Hello,

I'm reading about greedy algorithms in "Algorithm Design" by Jon Kleinberg and Eva Tardos. Specifically, the "scheduling to minimize lateness" example. Basically, the goal is to schedule jobs each with a deadline on a single resource so that the lateness, or the finish time - deadline time is minimized (lateness cannot be negative). The solution is to take the jobs in increasing deadlines with no idle time. The proof involves an "inversion"; a situation where job j is scheduled after job i even though the deadline for j is before the deadline for i. It was proved that if an inversion exists between job a and job b, then there must be an inversion between two jobs i and j who are scheduled back to back. The claim is that swapping the two jobs that make up the inversion, i and j, does not increase the overall lateness.
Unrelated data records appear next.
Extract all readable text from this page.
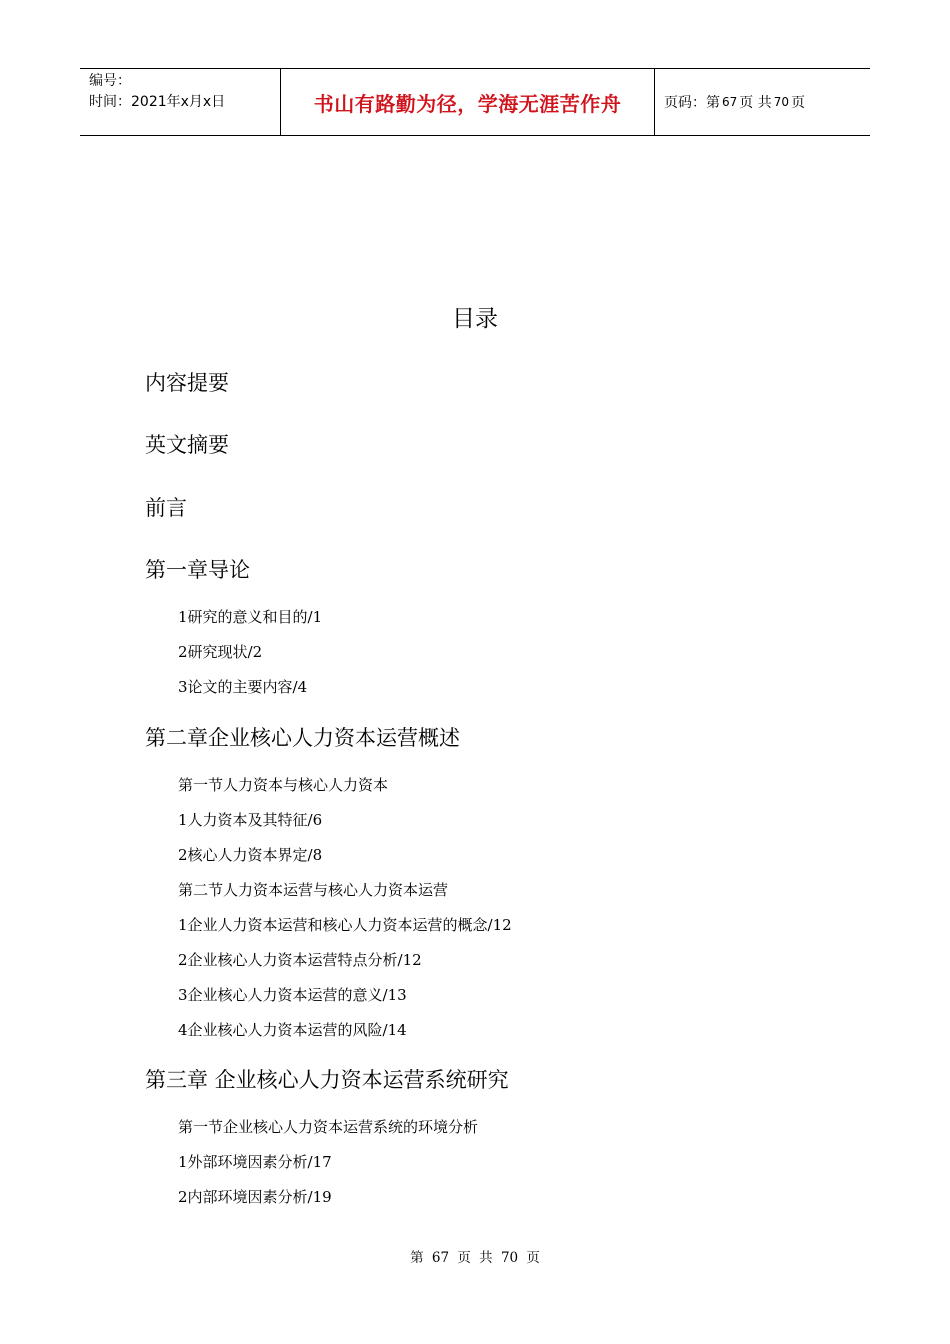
编号：
时间：2021年x月x日	书山有路勤为径，学海无涯苦作舟	页码：第 67 页 共 70 页
目录
内容提要
英文摘要
前言
第一章导论
1研究的意义和目的/1
2研究现状/2
3论文的主要内容/4
第二章企业核心人力资本运营概述
第一节人力资本与核心人力资本
1人力资本及其特征/6
2核心人力资本界定/8
第二节人力资本运营与核心人力资本运营
1企业人力资本运营和核心人力资本运营的概念/12
2企业核心人力资本运营特点分析/12
3企业核心人力资本运营的意义/13
4企业核心人力资本运营的风险/14
第三章 企业核心人力资本运营系统研究
第一节企业核心人力资本运营系统的环境分析
1外部环境因素分析/17
2内部环境因素分析/19
第 67 页 共 70 页
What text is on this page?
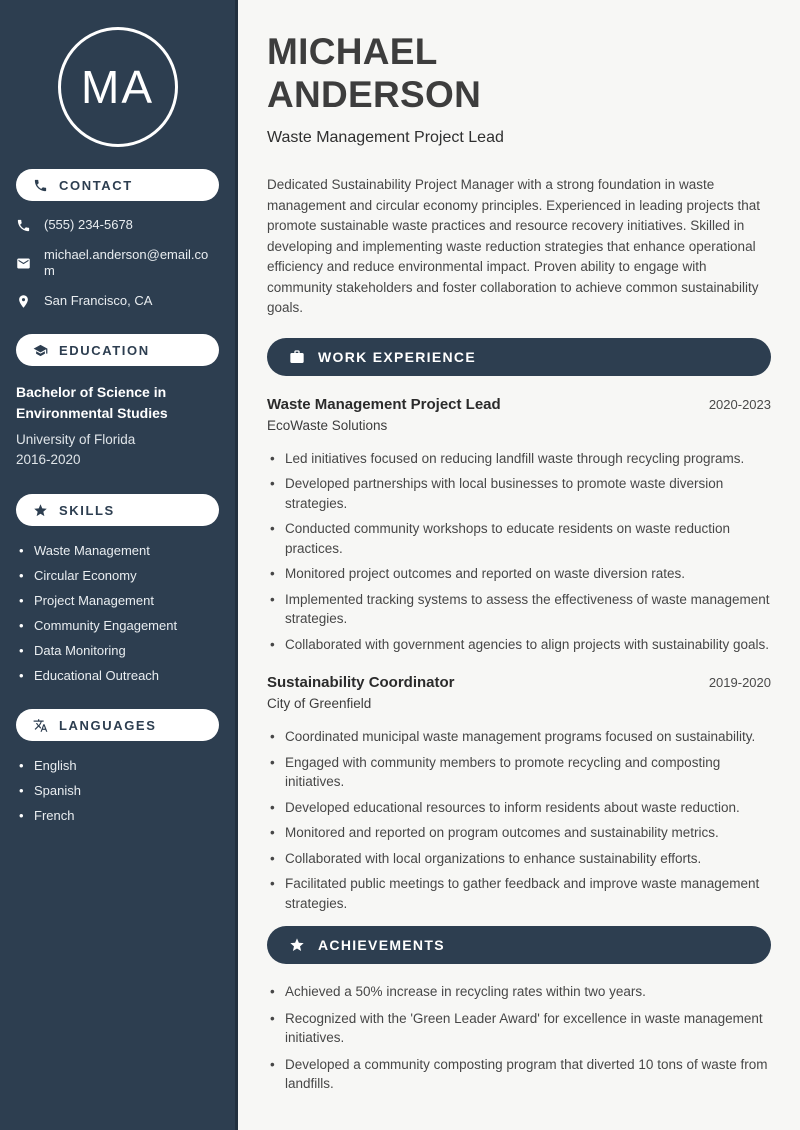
MA
CONTACT
(555) 234-5678
michael.anderson@email.com
San Francisco, CA
EDUCATION
Bachelor of Science in Environmental Studies
University of Florida
2016-2020
SKILLS
• Waste Management
• Circular Economy
• Project Management
• Community Engagement
• Data Monitoring
• Educational Outreach
LANGUAGES
• English
• Spanish
• French
MICHAEL
ANDERSON
Waste Management Project Lead

Dedicated Sustainability Project Manager with a strong foundation in waste management and circular economy principles. Experienced in leading projects that promote sustainable waste practices and resource recovery initiatives. Skilled in developing and implementing waste reduction strategies that enhance operational efficiency and reduce environmental impact. Proven ability to engage with community stakeholders and foster collaboration to achieve common sustainability goals.

WORK EXPERIENCE
Waste Management Project Lead	2020-2023
EcoWaste Solutions
• Led initiatives focused on reducing landfill waste through recycling programs.
• Developed partnerships with local businesses to promote waste diversion strategies.
• Conducted community workshops to educate residents on waste reduction practices.
• Monitored project outcomes and reported on waste diversion rates.
• Implemented tracking systems to assess the effectiveness of waste management strategies.
• Collaborated with government agencies to align projects with sustainability goals.
Sustainability Coordinator	2019-2020
City of Greenfield
• Coordinated municipal waste management programs focused on sustainability.
• Engaged with community members to promote recycling and composting initiatives.
• Developed educational resources to inform residents about waste reduction.
• Monitored and reported on program outcomes and sustainability metrics.
• Collaborated with local organizations to enhance sustainability efforts.
• Facilitated public meetings to gather feedback and improve waste management strategies.
ACHIEVEMENTS
• Achieved a 50% increase in recycling rates within two years.
• Recognized with the 'Green Leader Award' for excellence in waste management initiatives.
• Developed a community composting program that diverted 10 tons of waste from landfills.
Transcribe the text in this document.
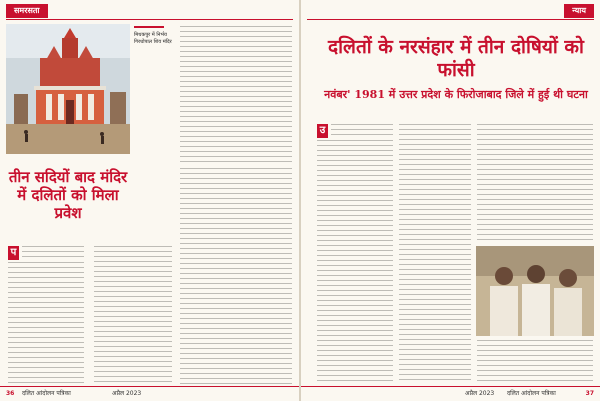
समरसता
मिथकपुर में निर्भय गिरधोपाल शिव मंदिर
तीन सदियों बाद मंदिर में दलितों को मिला प्रवेश
प
36 दलित आंदोलन पत्रिका	अप्रैल 2023
न्याय
दलितों के नरसंहार में तीन दोषियों को फांसी
नवंबर' 1981 में उत्तर प्रदेश के फिरोजाबाद जिले में हुई थी घटना
उ
अप्रैल 2023 दलित आंदोलन पत्रिका	37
This is where I am confused.... Consider this example.

Before:

| <-2-> | <-2-> | <-2-> | <----8----> |
d(j) d(i) JOB I JOB j

where d(x) is the deadline of job x. The total lateness of I+J is 4+14=18. This is clearly an inversion.

After the swap:

| <-2-> | <-2-> | <----8----> | <-2-> |
d(j) d(i) JOB j JOB i

The total lateness is 12+12=24.

Doesn't this show that an inversion does not always lower the lateness or it keep the same, and hence the proof is faulty? Am I missing something?